Do you know you can do a clustering task with the Link Analysis node in SAS® Enterprise Miner™?
Using a dataset with the train/raw role, the Link Analysis node provides a cluster analysis. The node uses a community detection algorithm widely used in social network analysis for the clustering task. There are two big advantages of using the Link Analysis node as a clustering tool:
1) You can see the relationships between variables and levels of variables through the network constellation plot.
2) The number of clusters is determined automatically based on the community resolution.
The following famous clustering example (Fisher’s Iris data) shows an outstanding result of clustering obtained using the Link Analysis node. Here is the process flow:
Since the species are the actual clusters, we do not use the species variable in the link analysis. So the variable settings at IDS node are as follows:
Data set role:
All interval variables are binned automatically in the Link Analysis node before the clustering.
The link analysis in this example uses all the default properties. As you would expect from the Iris dataset (which contains data for three Iris species), the result shows three clusters:
The following (network) constellation plot shows which variables and which levels of each variable affect the resulting clusters.
Node colors represent item clusters which are communities, as in social network analysis. Those communities are used to create the clusters among observations.
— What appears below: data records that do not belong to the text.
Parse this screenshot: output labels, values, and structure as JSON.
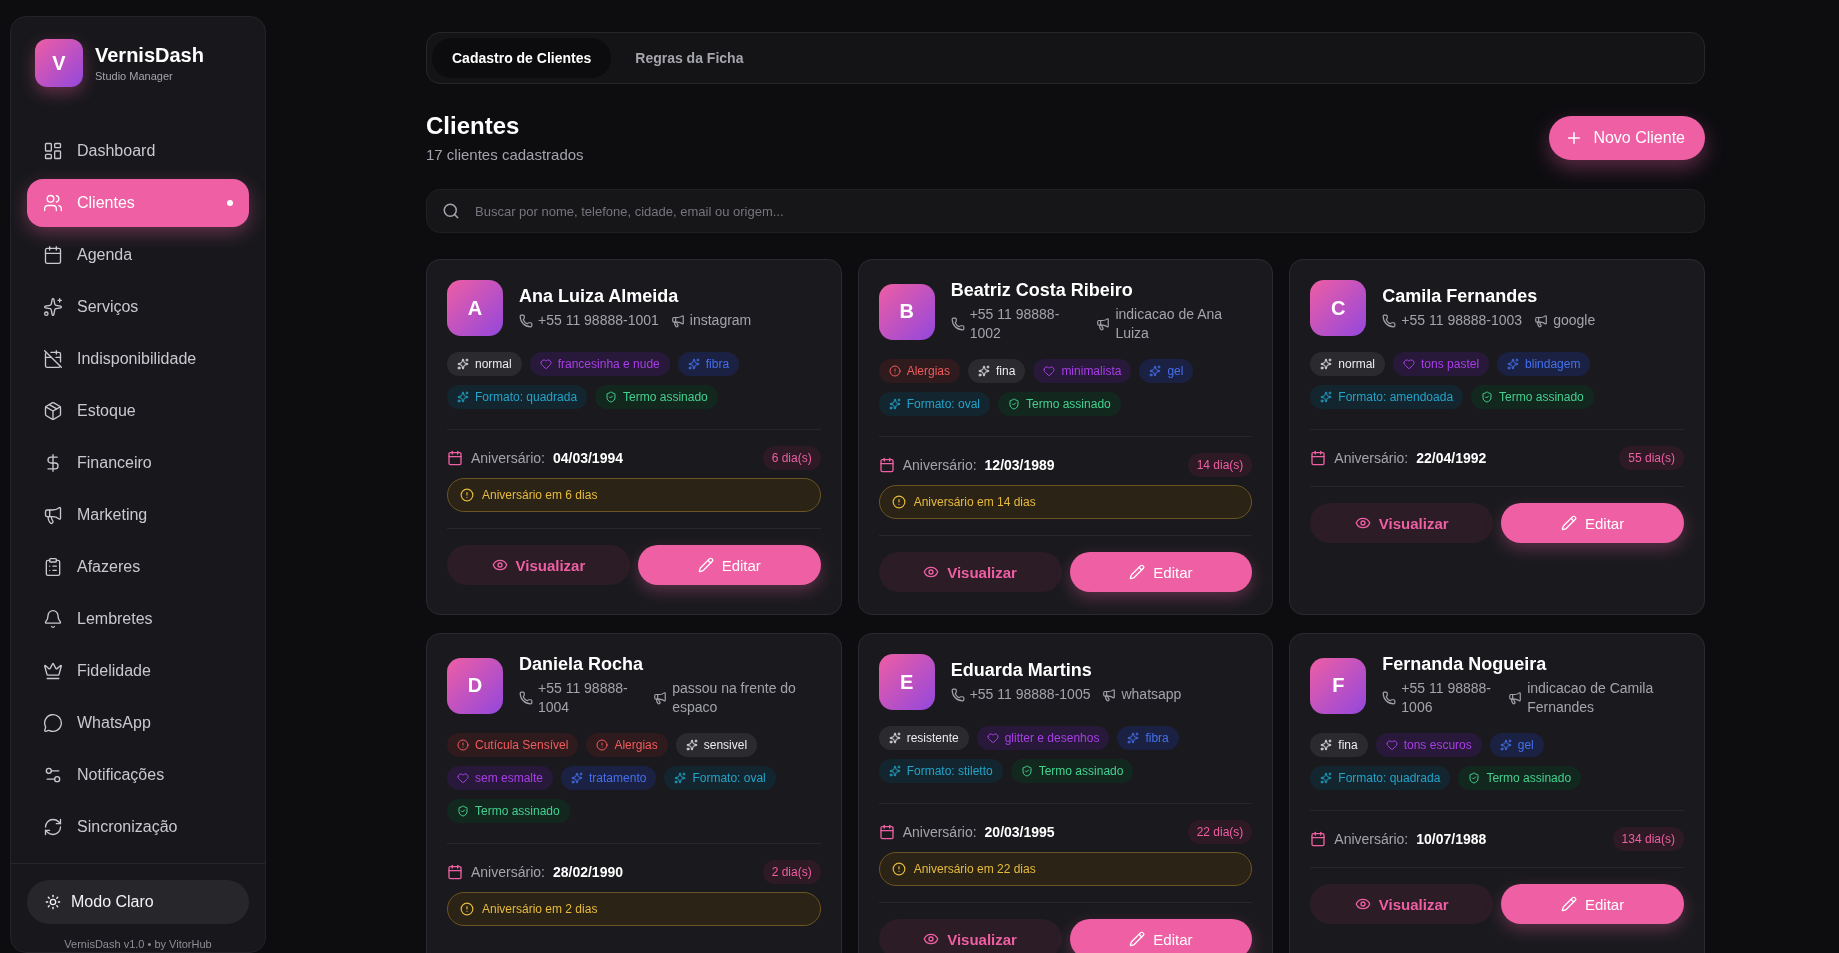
{
  "sidebar": {
    "logo_letter": "V",
    "brand": "VernisDash",
    "subtitle": "Studio Manager",
    "items": [
      {
        "label": "Dashboard",
        "selected": false
      },
      {
        "label": "Clientes",
        "selected": true
      },
      {
        "label": "Agenda",
        "selected": false
      },
      {
        "label": "Serviços",
        "selected": false
      },
      {
        "label": "Indisponibilidade",
        "selected": false
      },
      {
        "label": "Estoque",
        "selected": false
      },
      {
        "label": "Financeiro",
        "selected": false
      },
      {
        "label": "Marketing",
        "selected": false
      },
      {
        "label": "Afazeres",
        "selected": false
      },
      {
        "label": "Lembretes",
        "selected": false
      },
      {
        "label": "Fidelidade",
        "selected": false
      },
      {
        "label": "WhatsApp",
        "selected": false
      },
      {
        "label": "Notificações",
        "selected": false
      },
      {
        "label": "Sincronização",
        "selected": false
      }
    ],
    "theme_toggle": "Modo Claro",
    "footer": "VernisDash v1.0 • by VitorHub"
  },
  "tabs": [
    {
      "label": "Cadastro de Clientes",
      "selected": true
    },
    {
      "label": "Regras da Ficha",
      "selected": false
    }
  ],
  "header": {
    "title": "Clientes",
    "subtitle": "17 clientes cadastrados",
    "new_button": "Novo Cliente"
  },
  "search": {
    "placeholder": "Buscar por nome, telefone, cidade, email ou origem..."
  },
  "clients": [
    {
      "initial": "A",
      "name": "Ana Luiza Almeida",
      "phone": "+55 11 98888-1001",
      "origin": "instagram",
      "tags": [
        {
          "kind": "texture",
          "label": "normal"
        },
        {
          "kind": "style",
          "label": "francesinha e nude"
        },
        {
          "kind": "product",
          "label": "fibra"
        },
        {
          "kind": "shape",
          "label": "Formato: quadrada"
        },
        {
          "kind": "term",
          "label": "Termo assinado"
        }
      ],
      "birthday_label": "Aniversário:",
      "birthday": "04/03/1994",
      "days": "6 dia(s)",
      "alert": "Aniversário em 6 dias",
      "actions": [
        {
          "kind": "view",
          "label": "Visualizar"
        },
        {
          "kind": "edit",
          "label": "Editar"
        }
      ]
    },
    {
      "initial": "B",
      "name": "Beatriz Costa Ribeiro",
      "phone": "+55 11 98888-1002",
      "origin": "indicacao de Ana Luiza",
      "tags": [
        {
          "kind": "alert",
          "label": "Alergias"
        },
        {
          "kind": "texture",
          "label": "fina"
        },
        {
          "kind": "style",
          "label": "minimalista"
        },
        {
          "kind": "product",
          "label": "gel"
        },
        {
          "kind": "shape",
          "label": "Formato: oval"
        },
        {
          "kind": "term",
          "label": "Termo assinado"
        }
      ],
      "birthday_label": "Aniversário:",
      "birthday": "12/03/1989",
      "days": "14 dia(s)",
      "alert": "Aniversário em 14 dias",
      "actions": [
        {
          "kind": "view",
          "label": "Visualizar"
        },
        {
          "kind": "edit",
          "label": "Editar"
        }
      ]
    },
    {
      "initial": "C",
      "name": "Camila Fernandes",
      "phone": "+55 11 98888-1003",
      "origin": "google",
      "tags": [
        {
          "kind": "texture",
          "label": "normal"
        },
        {
          "kind": "style",
          "label": "tons pastel"
        },
        {
          "kind": "product",
          "label": "blindagem"
        },
        {
          "kind": "shape",
          "label": "Formato: amendoada"
        },
        {
          "kind": "term",
          "label": "Termo assinado"
        }
      ],
      "birthday_label": "Aniversário:",
      "birthday": "22/04/1992",
      "days": "55 dia(s)",
      "actions": [
        {
          "kind": "view",
          "label": "Visualizar"
        },
        {
          "kind": "edit",
          "label": "Editar"
        }
      ]
    },
    {
      "initial": "D",
      "name": "Daniela Rocha",
      "phone": "+55 11 98888-1004",
      "origin": "passou na frente do espaco",
      "tags": [
        {
          "kind": "alert",
          "label": "Cutícula Sensível"
        },
        {
          "kind": "alert",
          "label": "Alergias"
        },
        {
          "kind": "texture",
          "label": "sensivel"
        },
        {
          "kind": "style",
          "label": "sem esmalte"
        },
        {
          "kind": "product",
          "label": "tratamento"
        },
        {
          "kind": "shape",
          "label": "Formato: oval"
        },
        {
          "kind": "term",
          "label": "Termo assinado"
        }
      ],
      "birthday_label": "Aniversário:",
      "birthday": "28/02/1990",
      "days": "2 dia(s)",
      "alert": "Aniversário em 2 dias"
    },
    {
      "initial": "E",
      "name": "Eduarda Martins",
      "phone": "+55 11 98888-1005",
      "origin": "whatsapp",
      "tags": [
        {
          "kind": "texture",
          "label": "resistente"
        },
        {
          "kind": "style",
          "label": "glitter e desenhos"
        },
        {
          "kind": "product",
          "label": "fibra"
        },
        {
          "kind": "shape",
          "label": "Formato: stiletto"
        },
        {
          "kind": "term",
          "label": "Termo assinado"
        }
      ],
      "birthday_label": "Aniversário:",
      "birthday": "20/03/1995",
      "days": "22 dia(s)",
      "alert": "Aniversário em 22 dias",
      "actions": [
        {
          "kind": "view",
          "label": "Visualizar"
        },
        {
          "kind": "edit",
          "label": "Editar"
        }
      ]
    },
    {
      "initial": "F",
      "name": "Fernanda Nogueira",
      "phone": "+55 11 98888-1006",
      "origin": "indicacao de Camila Fernandes",
      "tags": [
        {
          "kind": "texture",
          "label": "fina"
        },
        {
          "kind": "style",
          "label": "tons escuros"
        },
        {
          "kind": "product",
          "label": "gel"
        },
        {
          "kind": "shape",
          "label": "Formato: quadrada"
        },
        {
          "kind": "term",
          "label": "Termo assinado"
        }
      ],
      "birthday_label": "Aniversário:",
      "birthday": "10/07/1988",
      "days": "134 dia(s)",
      "actions": [
        {
          "kind": "view",
          "label": "Visualizar"
        },
        {
          "kind": "edit",
          "label": "Editar"
        }
      ]
    }
  ]
}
So the items (variable and variable levels) will determine the resulting (observation) clusters. The node sizes represent weights for each community. The link thickness shows the transaction count which the items occurs together.
By adding the segment profile node after link analysis node, you can assess and interpret the clustering result. For this example, you need to set the Use option of the species variable to 'Yes' in the variable editor of the segment profile node, to get more details related to the true segments.
From the class variable statistics (result >> view >> summary statistics >> class variables), you can calculate the miscalculation rate which is (11+6)/150=0.11. A performance comparison of clustering with k-mean clustering shows the link analysis clustering performs well.
Finally, since the link analysis node produces score codes as a result of clustering, you can score new data sets by using the score node as follows.
As you have seen the example, the link analysis node provides an alternative clustering tool with automatic selection of the number of clusters. Unlike other standard clustering tools, it also explains how the variable and variable levels contribute to the formation of clusters.